The S&P 500 and the Nasdaq were in negative territory for the full week, while the Dow held onto a weekly gain.

Cybersecurity firm CrowdStrike Holdings (CRWD) was at the center of the technological mayhem, as a defective software update from the company led to widespread outages. Since CrowdStrike provides security software to major cloud computing platforms, including Microsoft’s (MSFT) Azure, the incident had a far-reaching impact, disrupting operations for major airlines, health care facilities, and financial institutions, among other businesses. Shares of CrowdStrike plummeted 11.1%, marking the heaviest losses of any S&P 500 stock.

Shares of commercial lines insurance firm W.R. Berkley (WRB) dropped 8.3%. The company could face a flurry of business interruption insurance claims as a result of the CrowdStrike outage, although many policies are unlikely to include coverage for this type of event. W.R. Berkley is set to post its latest quarterly results before the markets open on Monday morning.

Shares of fellow insurer Travelers Companies (TRV) also lost ground on Friday, declining 7.8% after the company released its second-quarter earnings report. Although quarterly revenue and net premiums written came in higher than the year-ago period, both figures fell short of analysts’ estimates. Travelers also reported an increase in catastrophe losses, citing severe storm activity, while investment losses also jumped over the year.

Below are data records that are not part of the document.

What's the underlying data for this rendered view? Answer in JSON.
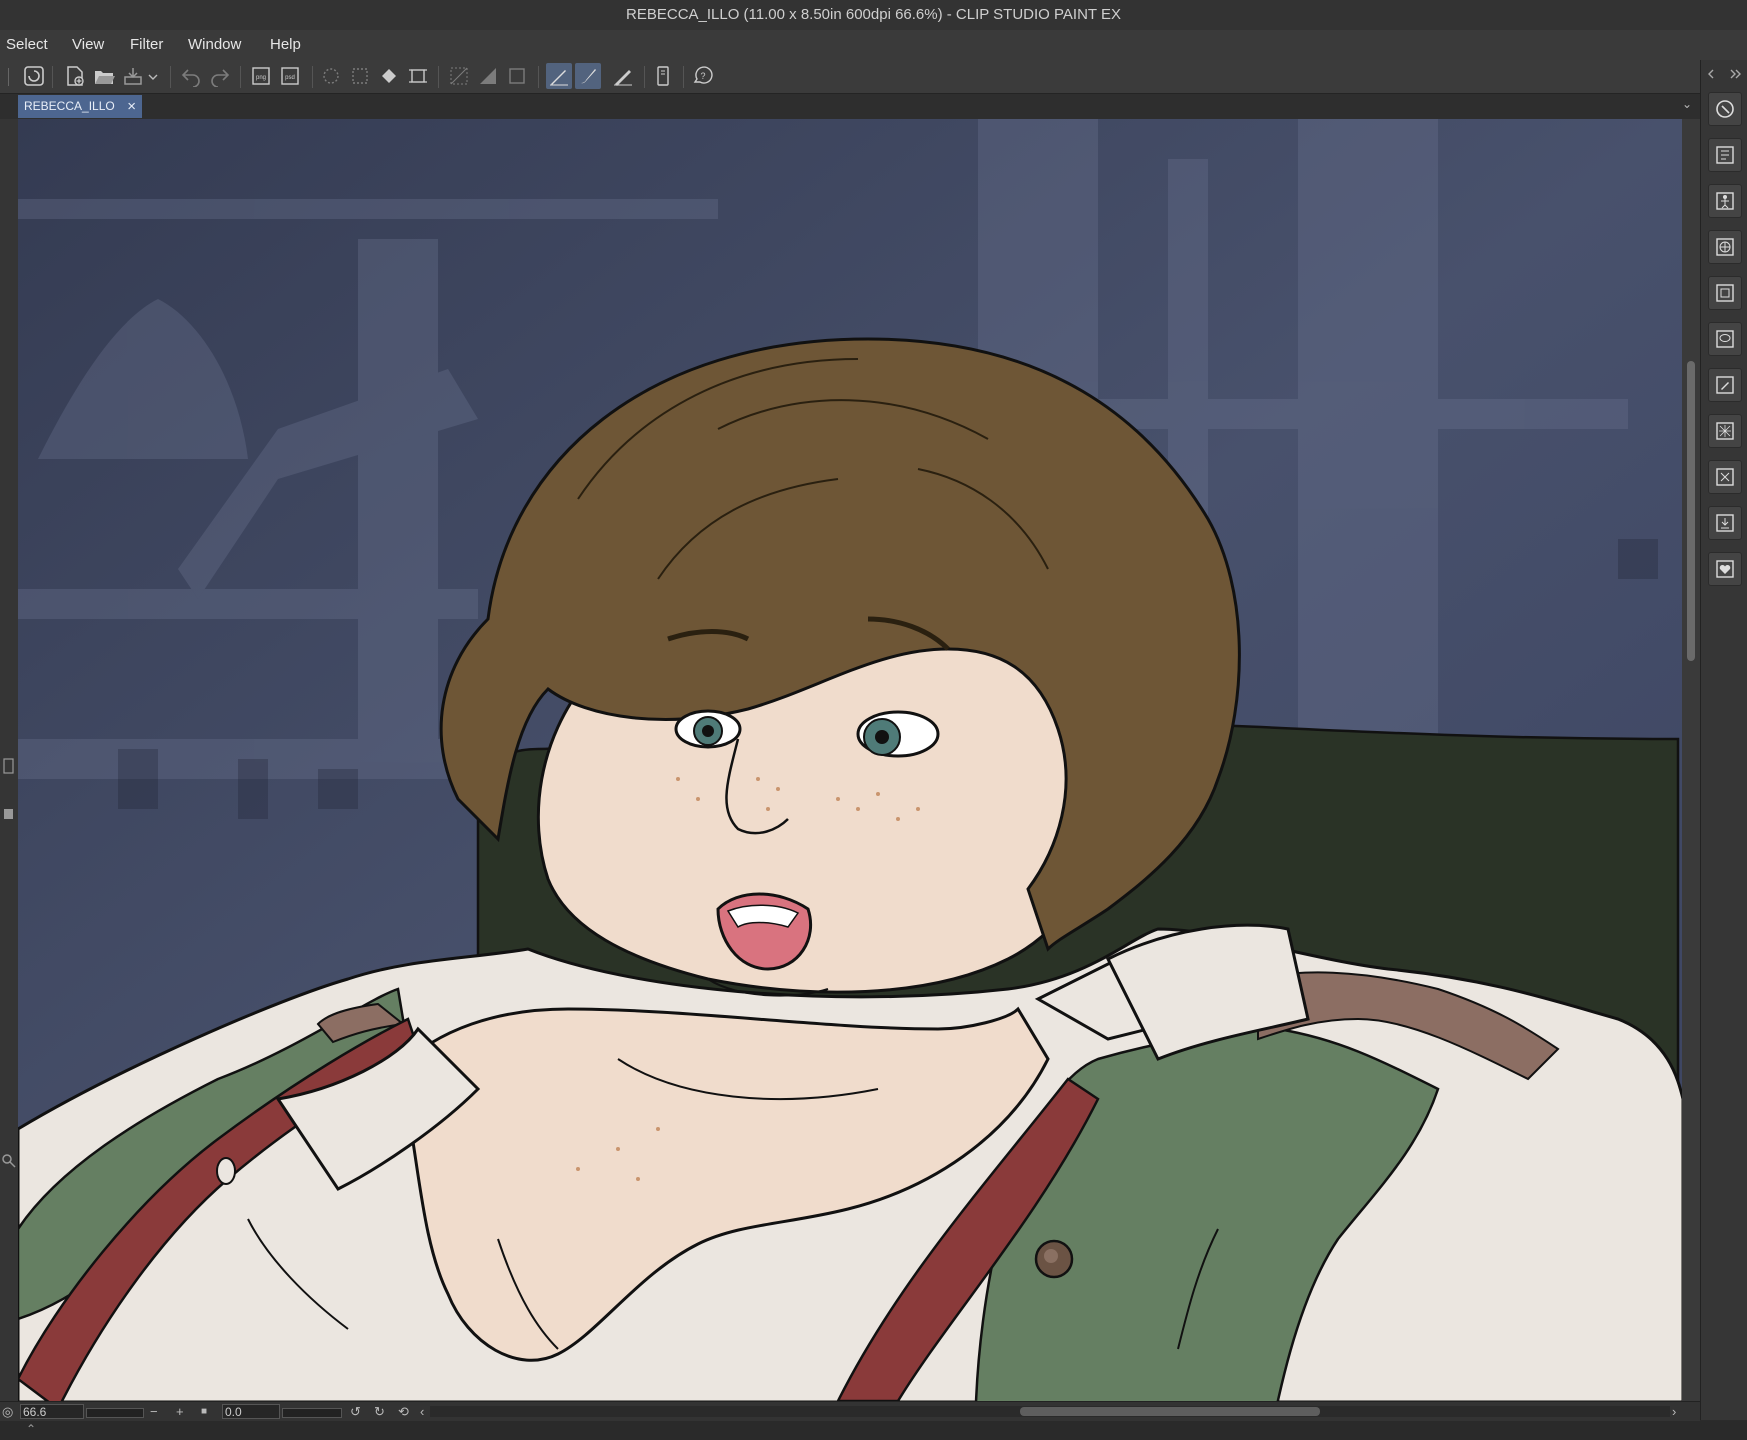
{
  "window": {
    "title": "REBECCA_ILLO (11.00 x 8.50in 600dpi 66.6%)  - CLIP STUDIO PAINT EX"
  },
  "menu": {
    "items": [
      "Select",
      "View",
      "Filter",
      "Window",
      "Help"
    ]
  },
  "toolbar": {
    "icons": [
      "clip-studio-icon",
      "new-file-icon",
      "open-file-icon",
      "save-icon",
      "save-dropdown-icon",
      "undo-icon",
      "redo-icon",
      "export-png-icon",
      "export-psd-icon",
      "clear-selection-icon",
      "select-all-icon",
      "fill-icon",
      "transform-icon",
      "invert-selection-icon",
      "hide-selection-icon",
      "show-selection-icon",
      "pen-tool-icon",
      "brush-tool-icon",
      "eraser-tool-icon",
      "tablet-icon",
      "help-icon"
    ]
  },
  "document_tab": {
    "label": "REBECCA_ILLO",
    "close": "×"
  },
  "status": {
    "zoom": "66.6",
    "rotation": "0.0",
    "zoom_out": "−",
    "zoom_in": "+"
  },
  "right_panel": {
    "icons": [
      "navigator-icon",
      "layer-property-icon",
      "3d-pose-icon",
      "material-icon",
      "layer-icon",
      "speech-balloon-icon",
      "edit-icon",
      "texture-icon",
      "layer-search-icon",
      "download-icon",
      "favorite-icon"
    ]
  },
  "colors": {
    "hair": "#6e5636",
    "skin": "#f0dccc",
    "shirt": "#ebe6e0",
    "vest": "#657f62",
    "suspenders": "#8a3a3a",
    "chair": "#2a3326",
    "background": "#3d4660",
    "active_tool": "#52637e",
    "tab": "#4d6690"
  }
}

Intuitive Surgical (ISRG) shares notched the day’s top performance in the S&P 500, soaring 9.3% to a record high after the manufacturer of robotic medical devices topped sales and profit forecasts with its second-quarter results. Robust demand for the company’s da Vinci robotic surgical device helped drive the strong performance, with a 17% year-over-year increase in procedures performed using the system.

Starbucks (SBUX) shares jolted 6.9% higher amid reports that activist investor Elliott Investment Management has accumulated a significant position in the coffee giant. According to The Wall Street Journal, Elliott has held discussions with Starbucks in recent weeks about ways to improve the company’s performance. However, the exact size of Elliott’s stake and any particular changes the firm may push for remain unknown.

Huntington Bancshares (HBAN) stock advanced 3.9% after the bank holding company reported better-than-expected revenue and earnings per share (EPS) for the second quarter. Although net interest income fell year over year, Huntington’s average loans and deposits moved higher.

United Airlines (UAL) shares gained 3.3% on Friday, recovering losses posted in the previous session after the carrier released quarterly results. United’s second-quarter revenue missed estimates, and the airline provided a muted forecast for the current quarter, citing a slowdown in air travel demand. However, analysts at Citi suggested these expectations may already be priced in after rival Delta Air Lines (DAL) highlighted demand concerns in its earnings report last week. Analysts also said United has benefitted from strong cost management and lower fuel expenses.